Skubal Magdalena, Larney Benedict Mc, Phung Ngan Bao, Desmaras Juan Carlos, Dozic Abdul Vehab, Volpe Alessia, Ogirala Anuja, Machado Camila Longo, Djibankov Jakob, Ponomarev Vladimir, Grimm Jan
Molecular Pharmacology Program, Memorial Sloan Kettering Cancer Center, New York, NY, USA.
Department of Pharmacology, Weill Cornell Medical College, New York, NY, USA.
Theranostics. 2025 Jan 1;15(3):766-783. doi: 10.7150/thno.95334. eCollection 2025.

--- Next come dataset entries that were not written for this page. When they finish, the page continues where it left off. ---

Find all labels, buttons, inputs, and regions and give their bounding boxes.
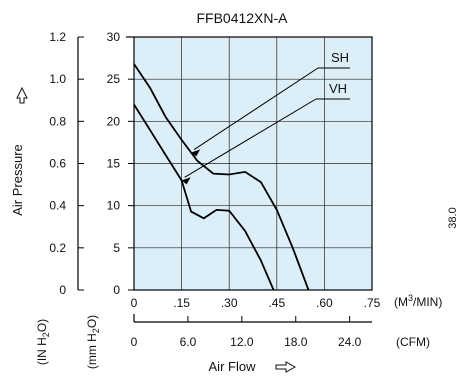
x-secondary-tick-label: 24.0 — [338, 335, 362, 349]
x-primary-tick-label: .45 — [268, 296, 285, 310]
annotation-leader — [193, 67, 319, 150]
y-secondary-tick-label: 0.6 — [49, 157, 66, 171]
y-primary-tick-label: 0 — [113, 283, 120, 297]
chart-title: FFB0412XN-A — [196, 10, 288, 26]
x-secondary-unit: (CFM) — [396, 335, 430, 349]
x-primary-tick-label: .75 — [364, 296, 381, 310]
up-arrow-icon — [16, 86, 28, 104]
x-primary-tick-label: 0 — [131, 296, 138, 310]
y-primary-unit: (mm H2O) — [85, 315, 101, 369]
y-primary-tick-label: 25 — [107, 72, 121, 86]
annotation-leader — [184, 98, 317, 178]
x-axis-title: Air Flow — [209, 359, 257, 374]
y-primary-tick-label: 10 — [107, 199, 121, 213]
series-line-sh — [133, 63, 310, 291]
x-primary-tick-label: .60 — [316, 296, 333, 310]
y-primary-tick-label: 30 — [107, 30, 121, 44]
side-text: 38.0 — [447, 207, 458, 228]
y-primary-tick-label: 5 — [113, 241, 120, 255]
annotation-label-vh: VH — [329, 81, 347, 96]
y-secondary-tick-label: 1.0 — [49, 72, 66, 86]
x-secondary-tick-label: 0 — [131, 335, 138, 349]
series-line-vh — [133, 104, 275, 291]
ticks-layer: SH VH 0 5 10 15 20 25 30 0 0.2 0.4 0.6 0.8 1.0 1.2 0 .15.… — [49, 30, 380, 349]
x-secondary-tick-label: 12.0 — [230, 335, 254, 349]
annotation-label-sh: SH — [331, 50, 349, 65]
right-arrow-icon — [275, 361, 297, 373]
y-primary-tick-label: 20 — [107, 114, 121, 128]
y-axis-title: Air Pressure — [10, 144, 25, 216]
x-primary-unit: (M3/MIN) — [394, 293, 442, 309]
annotation-arrowhead — [181, 177, 191, 185]
y-secondary-tick-label: 0 — [59, 283, 66, 297]
plot-layer — [133, 36, 373, 291]
x-secondary-tick-label: 6.0 — [180, 335, 197, 349]
x-primary-tick-label: .30 — [221, 296, 238, 310]
y-secondary-tick-label: 1.2 — [49, 30, 66, 44]
annotation-arrowhead — [191, 149, 201, 157]
x-primary-tick-label: .15 — [173, 296, 190, 310]
y-primary-tick-label: 15 — [107, 157, 121, 171]
labels-layer: FFB0412XN-A Air Pressure Air Flow (M3/MI… — [10, 10, 458, 374]
y-secondary-tick-label: 0.4 — [49, 199, 66, 213]
y-secondary-tick-label: 0.2 — [49, 241, 66, 255]
y-secondary-tick-label: 0.8 — [49, 114, 66, 128]
x-secondary-tick-label: 18.0 — [284, 335, 308, 349]
y-secondary-unit: (IN H2O) — [35, 319, 51, 365]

The cascade of events leading to tumor formation includes induction of a tumor supporting neovasculature, as a primary hallmark of cancer. Developing vasculature is difficult to evaluate but can be captured using microfluidic chip technology and patient derived cells. Herein, we established an approach to investigate the mechanisms promoting tumor vascularization and vascular targeted therapies via co-culture of cancer spheroids and endothelial cells in a three dimensional environment. We investigated both, tumor neovascularization and therapy, via co-culture of human derived endothelial cells and adjacently localized metastatic renal cell carcinoma spheroids on a commercially available microfluidic chip system. Metastatic renal cell carcinoma spheroids adjacent to primary vessels model tumor, and induce vessels to sprout neovasculature towards the tumor. We monitored real time changes in vessel formation, probed the interactions of tumor and endothelial cells, and evaluated the role of important effectors in tumor vasculature. In addition to wild type endothelial cells, we evaluated endothelial cells that overexpress Prostate Specific Membrane Antigen (PSMA), that has emerged as a marker of tumor associated neovasculature. We characterized the process of neovascularization on the microfluidic chip stimulated by enhanced culture medium and the investigated metastatic renal cell carcinomas, and assessed endothelial cells responses to vascular targeted therapy with bevacizumab via confocal microscopy imaging. To emphasize the potential clinical relevance of metastatic renal cell carcinomas , we compared therapy with bevacizumab with an model of the same tumor. Our model permitted real-time, high-resolution observation and assessment of tumor-induced angiogenesis, where endothelial cells sprouted towards the tumor and mimicked a vascular network. Bevacizumab, an antiangiogenic agent, disrupted interactions between vessels and tumors, destroying the vascular network. The approach enabled assessment of endothelial cell biology, vessel's functionality, drug delivery, and molecular expression of PSMA. Observations in the vascularized tumor permitted direct and conclusive quantification of vascular targeted therapies in weeks as opposed to months in a comparable animal model, and bridged the gap between and models.
导致肿瘤形成的一系列事件包括诱导形成支持肿瘤的新生血管,这是癌症的一个主要特征。发育中的血管很难评估,但可以使用微流控芯片技术和患者来源的细胞来捕捉。在此,我们建立了一种方法,通过在三维环境中共同培养癌球和内皮细胞,来研究促进肿瘤血管生成的机制和血管靶向治疗。我们通过在市售的微流控芯片系统上共同培养人源内皮细胞和相邻定位的转移性肾细胞癌球,来研究肿瘤新生血管生成和治疗。与初级血管相邻的转移性肾细胞癌球模拟肿瘤,并诱导血管向肿瘤方向长出新生血管。我们监测血管形成的实时变化,探究肿瘤细胞与内皮细胞的相互作用,并评估重要效应分子在肿瘤血管系统中的作用。除了野生型内皮细胞,我们还评估了过表达前列腺特异性膜抗原(PSMA)的内皮细胞,PSMA已成为肿瘤相关新生血管的标志物。我们对由强化培养基和所研究的转移性肾细胞癌刺激的微流控芯片上的新生血管生成过程进行了表征,并通过共聚焦显微镜成像评估内皮细胞对贝伐单抗血管靶向治疗的反应。为了强调转移性肾细胞癌的潜在临床相关性,我们将贝伐单抗治疗与同一肿瘤的模型进行了比较。我们的模型允许实时、高分辨率观察和评估肿瘤诱导的血管生成,其中内皮细胞向肿瘤方向长出并模拟血管网络。抗血管生成药物贝伐单抗破坏了血管与肿瘤之间的相互作用,破坏了血管网络。该方法能够评估内皮细胞生物学、血管功能、药物递送以及PSMA的分子表达。在血管化肿瘤中的观察结果允许在数周内直接和确凿地量化血管靶向治疗,而在可比的动物模型中则需要数月,从而弥合了模型之间的差距。